August 11, 2004|Annette Haddad | Times Staff Writer

Bob Armbruster was sitting with a group of California mortgage brokers Friday when word spread that July's jobs report was weaker than expected, sending interest rates lower.

"They broke out in applause," said Armbruster, president of the National Assn. of Mortgage Brokers. "Everyone was smiling."

The glee was easy to understand. Although home sales are on target to shatter records, refinancing activity -- the industry's bread and butter for the last three years -- is down significantly, and the dismal jobs report sparked hope that demand would rev up and extend the refi boom a little longer.

But on Tuesday, the Federal Reserve's move to raise short-term borrowing costs by a quarter of a percentage point, to 1.5%, appeared to have stifled the applause.

In fact, the volume of mortgage lending is expected to drop 35% to $2.5 trillion this year, as refinances slow to about 42% of all loans, down from 66% in 2003, according to a Mortgage Bankers Assn. forecast. That's because mortgage rates, which are tied to the yields on long-term Treasuries, have moved up to about 6% after hitting a 41-year low of 5.23% in June 2003.

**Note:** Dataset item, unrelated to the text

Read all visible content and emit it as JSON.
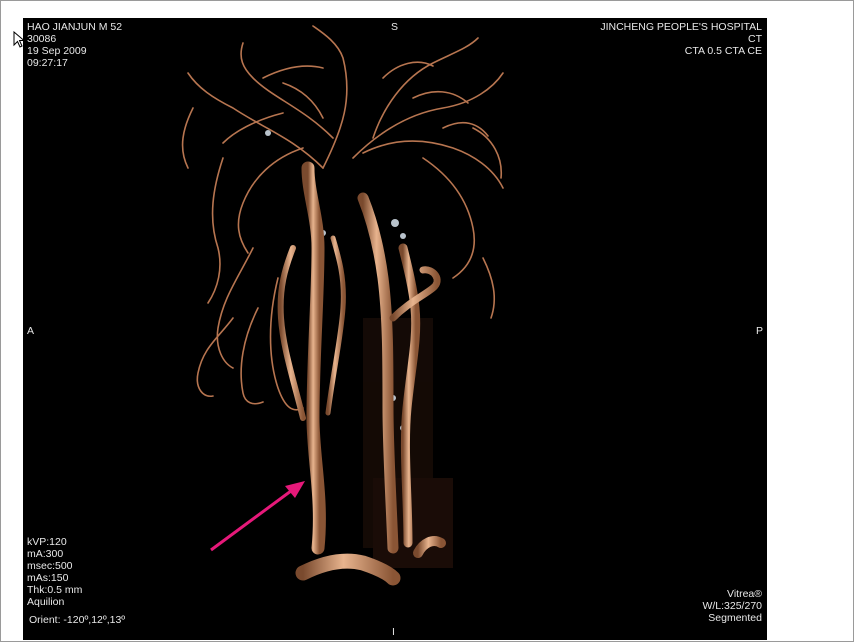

Hermosa Beach loan officer George Kozel knows well the effects of a refi slowdown. A year ago, finding homeowners eager to refinance was like standing in a surging stream of spawning salmon.

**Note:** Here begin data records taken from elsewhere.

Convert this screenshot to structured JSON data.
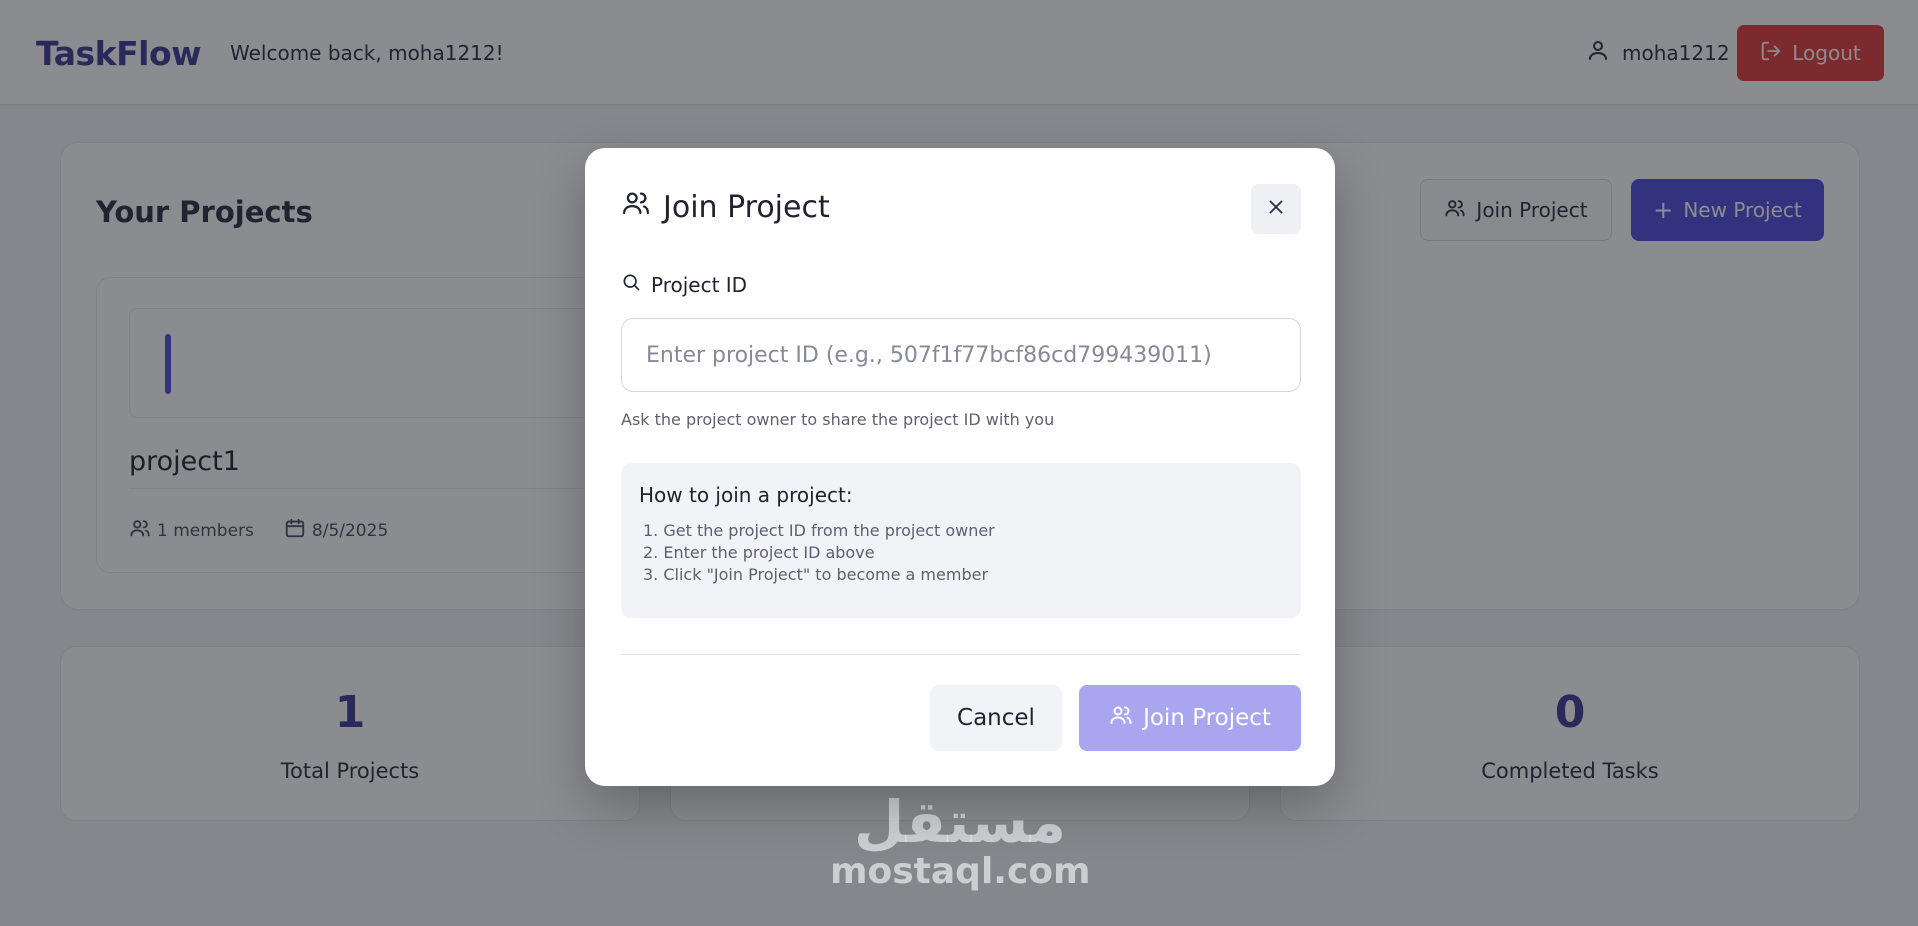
{
  "header": {
    "brand": "TaskFlow",
    "welcome": "Welcome back, moha1212!",
    "username": "moha1212",
    "logout_label": "Logout"
  },
  "projects_panel": {
    "title": "Your Projects",
    "join_button": "Join Project",
    "new_button": "New Project",
    "projects": [
      {
        "name": "project1",
        "members": "1 members",
        "date": "8/5/2025"
      }
    ]
  },
  "stats": [
    {
      "value": "1",
      "label": "Total Projects"
    },
    {
      "value": "0",
      "label": "Completed Tasks"
    }
  ],
  "modal": {
    "title": "Join Project",
    "field_label": "Project ID",
    "input_placeholder": "Enter project ID (e.g., 507f1f77bcf86cd799439011)",
    "input_value": "",
    "hint": "Ask the project owner to share the project ID with you",
    "howto_title": "How to join a project:",
    "steps": [
      "1. Get the project ID from the project owner",
      "2. Enter the project ID above",
      "3. Click \"Join Project\" to become a member"
    ],
    "cancel_label": "Cancel",
    "join_label": "Join Project"
  },
  "watermark": {
    "arabic": "مستقل",
    "latin": "mostaql.com"
  },
  "colors": {
    "brand": "#3c3a92",
    "accent": "#4f4bdc",
    "danger": "#e23a3a",
    "join_disabled": "#a9a6f0"
  }
}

"All you had to do," Kozel said, "was stick your hand out and grab the business."

Not now. These days, he said, "you have to work harder." As fewer customers with top-quality credit come knocking at his door, Kozel said he was trying to find new ways to help borrowers with less-than-perfect credit get loan approval.

He attended a mortgage brokers trade expo last weekend in Long Beach to get new leads on arranging so-called subprime loans. "When times get slow, a loan officer needs to look for a niche or he won't be working for long," he said.

The industry has been slowing down for a while. Last September, the number of employees in the segment of the finance industry that includes mortgage lending peaked at 2.81 million nationwide. It gradually declined until spring, when a temporary drop in mortgage rates touched off a mini-refinance boom, creating new jobs. By July, though, the total was down to 2.79 million.

Among the major companies shedding workers were: Washington Mutual, which has slashed more than 10,000 jobs in its mortgage finance operations in the last year; Bank of America, which laid off 500 in June; and First American Corp., the second-largest title insurer, which cited the refi slowdown for eliminating as many as 600 positions.

In California, the full effects of the lending slowdown haven't kicked in. Industry-related jobs have gained since September, peaking in June at 300,100. That's due in part to the red-hot housing market. The July employment report is due Friday.

As some companies trim staff, others see a chance to consolidate. Wells Fargo Home Mortgage announced two weeks ago that it was looking to double the number of commission-based sales workers to double its retail market share.

"It's a good opportunity to capture increased market share," Brad Blackwell, head of Western sales for Wells Fargo Home Mortgage, said.

No one in the business has any illusions that 2004 will be another record-smashing year like 2003, when mortgage rates hit 40-year lows and consumers borrowed nearly $4 trillion in mortgage loans.

But, despite the downturn in refinancings, 2004 is expected to be "a substantial year for those companies that have established businesses," said Anthony Hsieh, founder and chief executive of

Hsieh counts himself among them. The Orange County lender will move into a new, 162,000-square-foot office in Irvine this year and add 700 employees in the next 18 months, he said.

There's plenty of home-loan business to be done, Hsieh said, just not in refinancings, the recent downtick in mortgage rates notwithstanding. "It gives a trickle of hope, but it just prolongs the slow, eventual death."